Changing a Darted Pant to a Pleated Pant and Vice Versa
The following are directions on how to change a darted pant to a pleated one or vice versa. Be sure to ask any questions and we will be glad to post the questions and answers. We will start with a darted pant and it is only the front that is changed. The back remains the same, as it is already darted.
Note: These directions apply to Silhouettes Pattern #3000.
1.) The dart on the front of the pant that is closest to the center front seam is called the center dart. It's placement is roughly 4" from the center front of the pant. Cut from the top of this dart down through the crease line of the pant to the very edge of the center of the hem, called the pivot point. Open the pant side, leaving the center of the pant where it is. The amount of the opening is called style and how much you want to open the pant is up to you, the designer. Just remember that you should double the pleat amount you want because the pleat has two layers. So if you want to pleat to be 3/4" deep, you should open the pleat up to 1 1/2" total. The pattern must remain flat. If it is not, then you have not cut to the edge of the pattern.
See Figure 1
2.) The dart on the front of the pant that is closest to the side of the pant is called the side dart. Its' placement has no rules to follow and is simply decided upon by the designer of the pattern. Cut from the top of this dart down about 8" (this amount is not critical) and then angle over to the side seam and use any point on the side seam as a pivot point.

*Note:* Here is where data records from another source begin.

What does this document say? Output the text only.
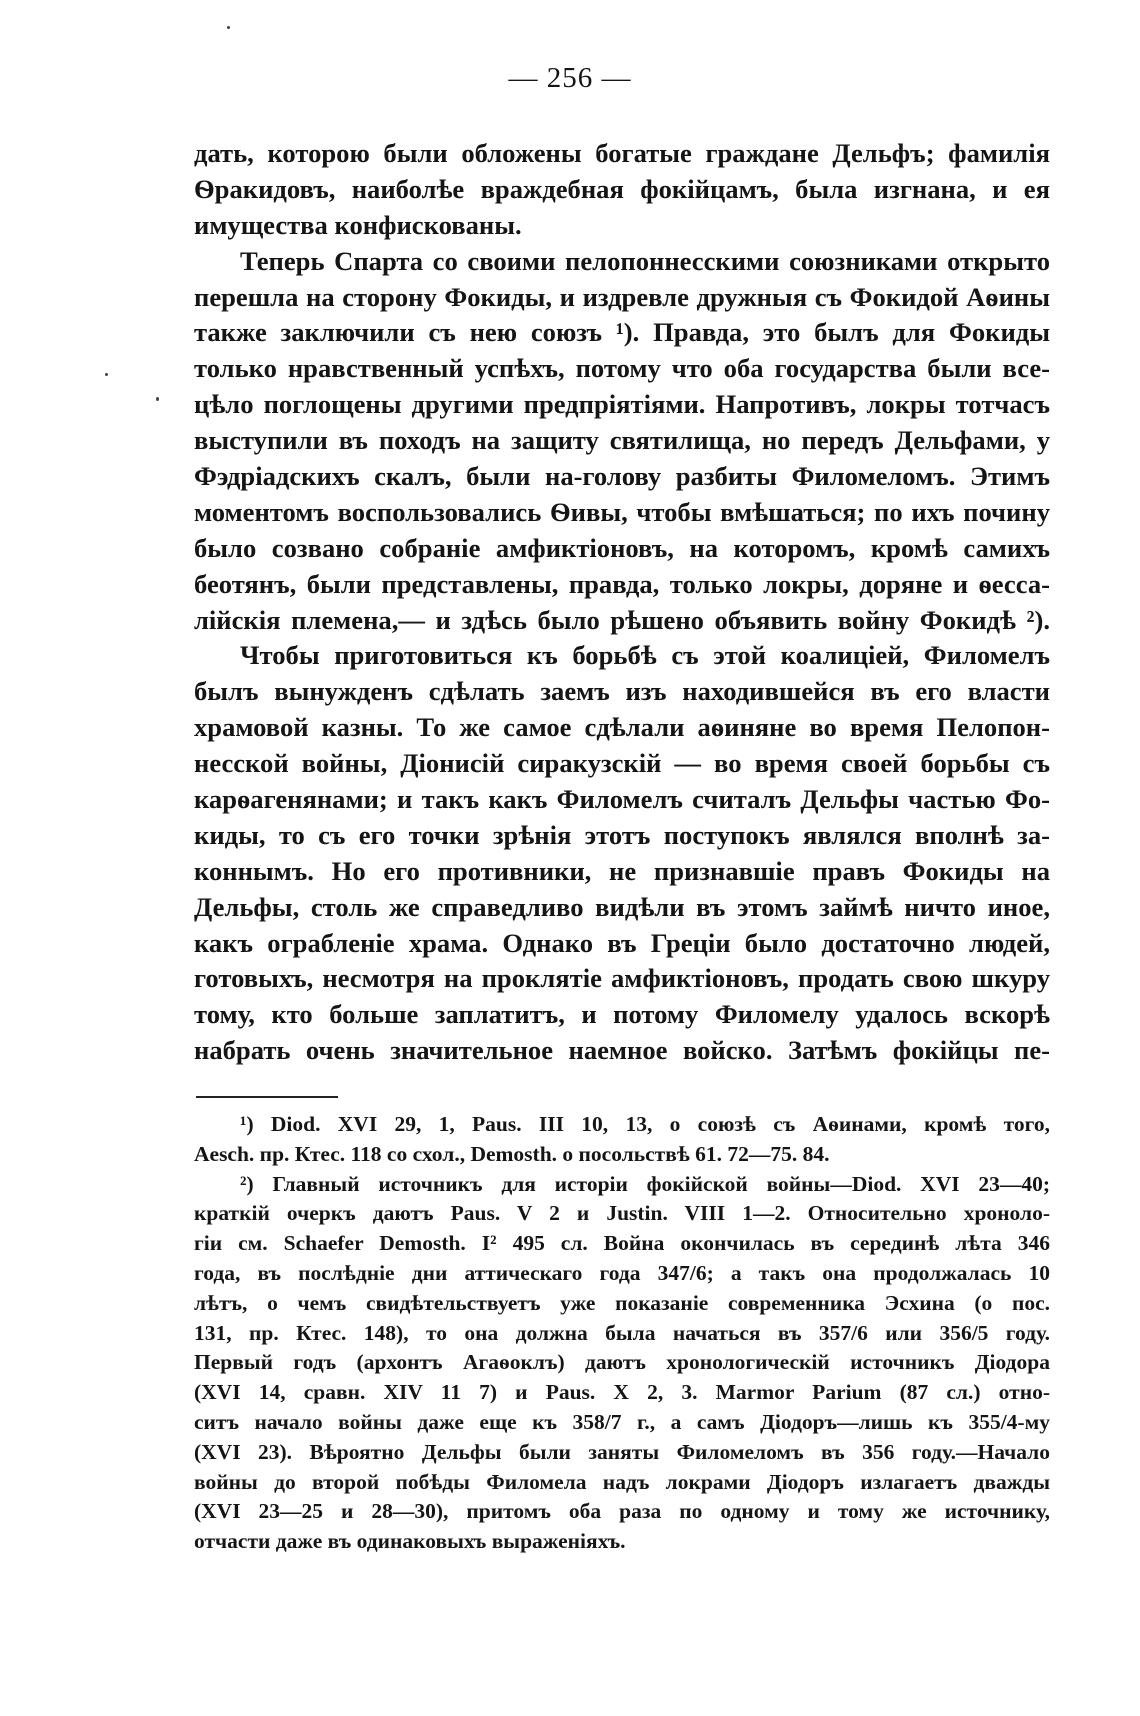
— 256 —
дать, которою были обложены богатые граждане Дельфъ; фамилія
Ѳракидовъ, наиболѣе враждебная фокійцамъ, была изгнана, и ея
имущества конфискованы.
Теперь Спарта со своими пелопоннесскими союзниками открыто
перешла на сторону Фокиды, и издревле дружныя съ Фокидой Аѳины
также заключили съ нею союзъ ¹). Правда, это былъ для Фокиды
только нравственный успѣхъ, потому что оба государства были все-
цѣло поглощены другими предпріятіями. Напротивъ, локры тотчасъ
выступили въ походъ на защиту святилища, но передъ Дельфами, у
Фэдріадскихъ скалъ, были на-голову разбиты Филомеломъ. Этимъ
моментомъ воспользовались Ѳивы, чтобы вмѣшаться; по ихъ почину
было созвано собраніе амфиктіоновъ, на которомъ, кромѣ самихъ
беотянъ, были представлены, правда, только локры, доряне и ѳесса-
лійскія племена,— и здѣсь было рѣшено объявить войну Фокидѣ ²).
Чтобы приготовиться къ борьбѣ съ этой коалиціей, Филомелъ
былъ вынужденъ сдѣлать заемъ изъ находившейся въ его власти
храмовой казны. То же самое сдѣлали аѳиняне во время Пелопон-
несской войны, Діонисій сиракузскій — во время своей борьбы съ
карѳагенянами; и такъ какъ Филомелъ считалъ Дельфы частью Фо-
киды, то съ его точки зрѣнія этотъ поступокъ являлся вполнѣ за-
коннымъ. Но его противники, не признавшіе правъ Фокиды на
Дельфы, столь же справедливо видѣли въ этомъ займѣ ничто иное,
какъ ограбленіе храма. Однако въ Греціи было достаточно людей,
готовыхъ, несмотря на проклятіе амфиктіоновъ, продать свою шкуру
тому, кто больше заплатитъ, и потому Филомелу удалось вскорѣ
набрать очень значительное наемное войско. Затѣмъ фокійцы пе-
¹) Diod. XVI 29, 1, Paus. III 10, 13, о союзѣ съ Аѳинами, кромѣ того,
Aesch. пр. Ктес. 118 со схол., Demosth. о посольствѣ 61. 72—75. 84.
²) Главный источникъ для исторіи фокійской войны—Diod. XVI 23—40;
краткій очеркъ даютъ Paus. V 2 и Justin. VIII 1—2. Относительно хроноло-
гіи см. Schaefer Demosth. I² 495 сл. Война окончилась въ серединѣ лѣта 346
года, въ послѣдніе дни аттическаго года 347/6; а такъ она продолжалась 10
лѣтъ, о чемъ свидѣтельствуетъ уже показаніе современника Эсхина (о пос.
131, пр. Ктес. 148), то она должна была начаться въ 357/6 или 356/5 году.
Первый годъ (архонтъ Агаѳоклъ) даютъ хронологическій источникъ Діодора
(XVI 14, сравн. XIV 11 7) и Paus. X 2, 3. Marmor Parium (87 сл.) отно-
ситъ начало войны даже еще къ 358/7 г., а самъ Діодоръ—лишь къ 355/4-му
(XVI 23). Вѣроятно Дельфы были заняты Филомеломъ въ 356 году.—Начало
войны до второй побѣды Филомела надъ локрами Діодоръ излагаетъ дважды
(XVI 23—25 и 28—30), притомъ оба раза по одному и тому же источнику,
отчасти даже въ одинаковыхъ выраженіяхъ.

The lower the pivot point the longer the pleat will extend down the leg. Then open up the side of the pant twice the amount that you want the pleat to be in depth. Again, the pattern must remain flat. If it is not, then you have not cut to the edge of the pattern. Any point along the edge of a pattern can act as a pivot point.
See Figure 2
It's that easy! Many have requested us to make a pattern with a flat front. We are having too much fun making other great patterns to simply make this one little change to our pants pattern #3000. So get our pattern and reverse this process, by overlapping the tissue, until there is just a dart left at the waist, and its that simple. Let us know of your success and email us with your questions.
To reverse this process, to go from pleats to darts on any pants pattern, including pattern #3000, do the following to the pant front and do nothing to the pant back.
There are pleat markings at the top of the pants front. There are two
pleats. One is closest the the center front and I will call this pleat the
center pleat, one is closest to the side seam and I will call this the side
Fold the tissue of the center front pleat closed, or almost closed at the
top and taper the close all the way down the hem, making the pattern lay flat. The pleat has a dart included in it, so I say close it most of the
way, leaving space to form a dart. Darts are just there for fit, so be sure to realize that this amount will vary according to how thick your waist is.
Fold the tissue of the side front pleat closed, or almost closed at the top and taper the close to the side seam at about the full part of the thigh. This pleat was not cut down to the bottom of the pant to open it up, so to close it, you would just go down to the thigh. You have to go to a sideseam so that the pattern will lay flat. Again, you can close it all the way or most of the way depending on how much dart you think you need. If you have a small waist in comparison to your hips, then I would not close it the whole way and leave space for a dart.